In participating states, tuition expenses up to $10,000 per year per beneficiary are considered qualified for an elementary or secondary public, private or religious school. Qualified expenses for K-12 education are currently limited to tuition, however – meaning 529 funds can’t be distributed tax-free to cover the cost of computers, homeschooling or other virtual learning tools for K-12 students.

College entrance exams such as the SAT and ACT are also not considered qualified expenses for 529 plans. However, if a prep course is considered K-12 education, the cost could be considered qualified. Note that this would not include exam fees or materials.


Expenses beyond the books

Room and board, off-campus housing and food costs

529 plans can be used for room and board, off-campus housing and food expenses as long as the student is enrolled at least half-time as defined by the school.

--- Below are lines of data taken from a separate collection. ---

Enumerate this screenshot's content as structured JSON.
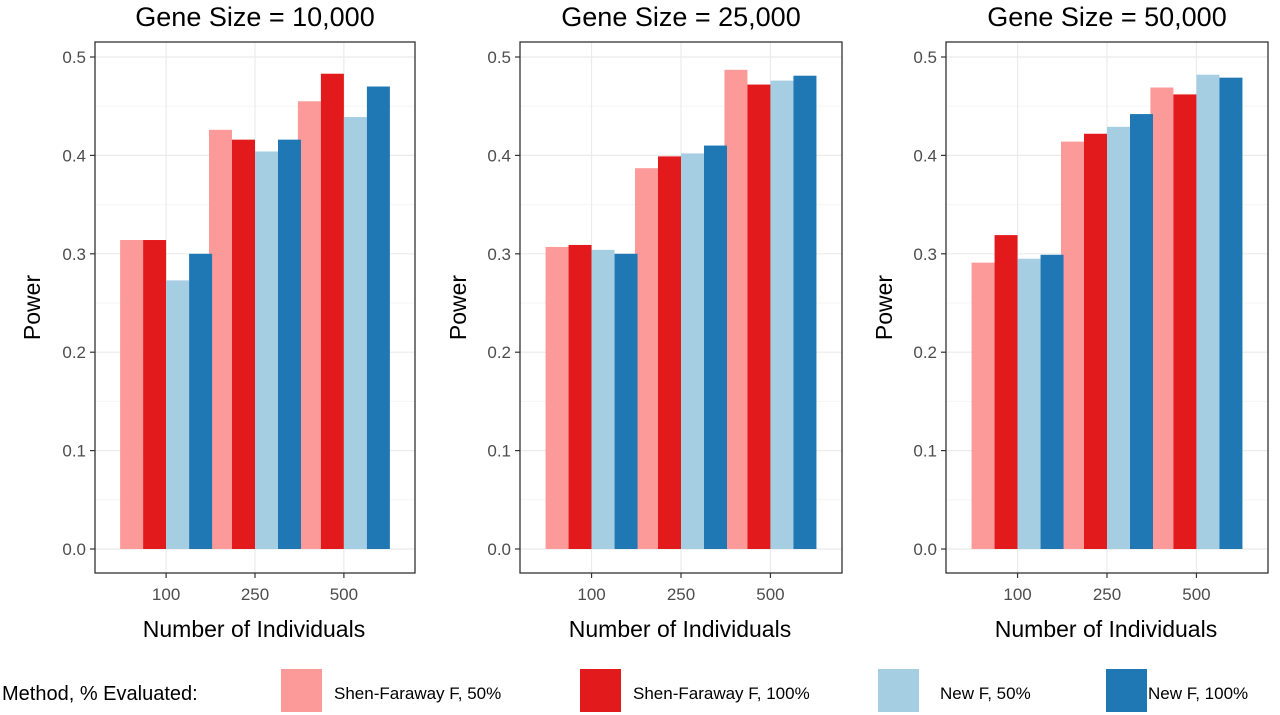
{
  "chart_data": [
    {
      "type": "bar",
      "title": "Gene Size = 10,000",
      "xlabel": "Number of Individuals",
      "ylabel": "Power",
      "ylim": [
        0,
        0.5
      ],
      "yticks": [
        "0.0",
        "0.1",
        "0.2",
        "0.3",
        "0.4",
        "0.5"
      ],
      "categories": [
        "100",
        "250",
        "500"
      ],
      "series": [
        {
          "name": "Shen-Faraway F, 50%",
          "values": [
            0.314,
            0.426,
            0.455
          ]
        },
        {
          "name": "Shen-Faraway F, 100%",
          "values": [
            0.314,
            0.416,
            0.483
          ]
        },
        {
          "name": "New F, 50%",
          "values": [
            0.273,
            0.404,
            0.439
          ]
        },
        {
          "name": "New F, 100%",
          "values": [
            0.3,
            0.416,
            0.47
          ]
        }
      ],
      "grid": true
    },
    {
      "type": "bar",
      "title": "Gene Size = 25,000",
      "xlabel": "Number of Individuals",
      "ylabel": "Power",
      "ylim": [
        0,
        0.5
      ],
      "yticks": [
        "0.0",
        "0.1",
        "0.2",
        "0.3",
        "0.4",
        "0.5"
      ],
      "categories": [
        "100",
        "250",
        "500"
      ],
      "series": [
        {
          "name": "Shen-Faraway F, 50%",
          "values": [
            0.307,
            0.387,
            0.487
          ]
        },
        {
          "name": "Shen-Faraway F, 100%",
          "values": [
            0.309,
            0.399,
            0.472
          ]
        },
        {
          "name": "New F, 50%",
          "values": [
            0.304,
            0.402,
            0.476
          ]
        },
        {
          "name": "New F, 100%",
          "values": [
            0.3,
            0.41,
            0.481
          ]
        }
      ],
      "grid": true
    },
    {
      "type": "bar",
      "title": "Gene Size = 50,000",
      "xlabel": "Number of Individuals",
      "ylabel": "Power",
      "ylim": [
        0,
        0.5
      ],
      "yticks": [
        "0.0",
        "0.1",
        "0.2",
        "0.3",
        "0.4",
        "0.5"
      ],
      "categories": [
        "100",
        "250",
        "500"
      ],
      "series": [
        {
          "name": "Shen-Faraway F, 50%",
          "values": [
            0.291,
            0.414,
            0.469
          ]
        },
        {
          "name": "Shen-Faraway F, 100%",
          "values": [
            0.319,
            0.422,
            0.462
          ]
        },
        {
          "name": "New F, 50%",
          "values": [
            0.295,
            0.429,
            0.482
          ]
        },
        {
          "name": "New F, 100%",
          "values": [
            0.299,
            0.442,
            0.479
          ]
        }
      ],
      "grid": true
    }
  ],
  "legend": {
    "title": "Method, % Evaluated:",
    "placement": "bottom",
    "items": [
      {
        "label": "Shen-Faraway F, 50%",
        "color": "#fb9a99"
      },
      {
        "label": "Shen-Faraway F, 100%",
        "color": "#e31a1c"
      },
      {
        "label": "New F, 50%",
        "color": "#a6cee3"
      },
      {
        "label": "New F, 100%",
        "color": "#1f78b4"
      }
    ]
  },
  "colors": {
    "panel_border": "#333333",
    "grid_major": "#ebebeb",
    "grid_minor": "#f5f5f5"
  }
}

Additionally, these expenses are generally limited by the institution’s cost of attendance, which can be found on the school’s website or by contacting its finance department.

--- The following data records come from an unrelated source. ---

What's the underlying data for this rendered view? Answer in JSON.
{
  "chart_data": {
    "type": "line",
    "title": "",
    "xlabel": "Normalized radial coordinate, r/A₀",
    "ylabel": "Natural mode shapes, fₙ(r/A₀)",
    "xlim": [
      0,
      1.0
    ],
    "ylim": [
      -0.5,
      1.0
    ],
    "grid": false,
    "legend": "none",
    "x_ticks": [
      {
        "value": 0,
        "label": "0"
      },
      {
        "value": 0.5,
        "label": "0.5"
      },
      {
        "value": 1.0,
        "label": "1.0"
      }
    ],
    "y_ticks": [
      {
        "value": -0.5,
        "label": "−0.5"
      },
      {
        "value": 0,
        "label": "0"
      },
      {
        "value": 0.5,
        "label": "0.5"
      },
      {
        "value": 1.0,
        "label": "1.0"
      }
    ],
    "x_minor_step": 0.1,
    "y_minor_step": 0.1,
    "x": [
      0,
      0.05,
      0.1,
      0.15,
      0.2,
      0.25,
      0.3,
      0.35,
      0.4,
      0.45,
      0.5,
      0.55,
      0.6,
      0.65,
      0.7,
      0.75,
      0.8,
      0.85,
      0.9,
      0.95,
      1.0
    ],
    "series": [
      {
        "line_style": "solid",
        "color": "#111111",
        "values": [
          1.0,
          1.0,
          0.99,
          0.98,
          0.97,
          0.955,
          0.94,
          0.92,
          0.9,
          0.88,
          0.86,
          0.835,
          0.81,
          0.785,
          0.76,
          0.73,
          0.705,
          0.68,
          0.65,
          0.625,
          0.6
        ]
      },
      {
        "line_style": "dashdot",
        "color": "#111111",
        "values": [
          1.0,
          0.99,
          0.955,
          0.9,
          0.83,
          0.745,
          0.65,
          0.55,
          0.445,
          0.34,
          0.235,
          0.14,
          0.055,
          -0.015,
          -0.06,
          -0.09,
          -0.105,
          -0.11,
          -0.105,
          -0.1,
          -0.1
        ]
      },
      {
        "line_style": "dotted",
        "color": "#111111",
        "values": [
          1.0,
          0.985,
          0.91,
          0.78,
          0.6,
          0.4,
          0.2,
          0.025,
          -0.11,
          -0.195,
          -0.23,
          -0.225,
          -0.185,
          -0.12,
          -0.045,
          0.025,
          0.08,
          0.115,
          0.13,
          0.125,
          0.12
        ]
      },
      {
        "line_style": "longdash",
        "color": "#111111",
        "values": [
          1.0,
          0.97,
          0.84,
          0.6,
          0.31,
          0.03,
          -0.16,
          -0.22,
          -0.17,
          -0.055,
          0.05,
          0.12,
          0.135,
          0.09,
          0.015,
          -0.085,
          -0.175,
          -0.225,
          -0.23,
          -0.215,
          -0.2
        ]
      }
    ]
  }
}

For off-campus housing costs, the IRS relies on each school to set the maximum dollar amount to allow for a variance in cost of living around the country.

Food expenses and meal plans (which fall within the “board” section of room and board) are a frequent use for 529 savings because of the ease of documentation. The funds can be used to buy groceries and other meals, so long as proper documentation of the receipts is maintained.

Greek life

While joining a fraternity or sorority can be a beneficial part of a student’s college experience, dues as a whole are not considered a qualified expense. However, if the student lives in and/or has a meal plan at the fraternity or sorority house, those expenses can be covered as room and board with the same limitations noted above.

Travel

Travel expenses to and from school are not considered qualified. This means a student’s car and related expenses aren’t qualified, nor are plane or train tickets associated with studying abroad.

Scholarships

While scholarships aren’t a qualified expense, they do have special tax treatment. Normally, if you withdraw money from a 529 plan for a non-qualified expense, you will owe ordinary income tax and a 10% penalty on the earnings portion of the withdrawal. In the case of a scholarship, however, you can withdraw the amount of the scholarship without paying the 10% penalty.

This strategy is typically used if other qualified expenses won’t be sufficient to spend the entire account value. If you’re able to use the funds for qualified expenses, there will not be any penalty or income tax associated with the withdrawal. Similar waivers are provided for employer-provided assistance and death or disability of the beneficiary.

Student loans

As a result of the SECURE Act, 529 plan funds can now be used to pay off student debt – up to a $10,000 lifetime maximum for the plan’s beneficiary, plus up to $10,000 toward each sibling’s lifetime maximum. Note that investors aren’t allowed to “double dip” from a tax perspective by using tax-advantaged 529 funds to pay down student loans and taking a deduction for the interest.

Foreign schools

If the beneficiary is attending a foreign school, it must be considered qualified to use 529 dollars without tax or penalty. About 400 schools outside of the United States are considered qualified. You can look up eligible institutions by using the “Look Up a School Code” resource on the Department of Education’s Federal Student Aid website. Note that you may need to choose “Foreign Country” as the state.

This is for informational purposes and is not intended to be tax advice. Please consult with a tax advisor for specific questions regarding qualified expenses. Additional details can also be found in IRS Publication 970.

Investors should carefully consider the investment objectives, risks, charges and expenses associated with 529 plans before investing. This and other information about 529 plans is available in the issuer’s official statement and should be read carefully before investing. Investors should consult a tax advisor about any state tax consequences of an investment in a 529 plan.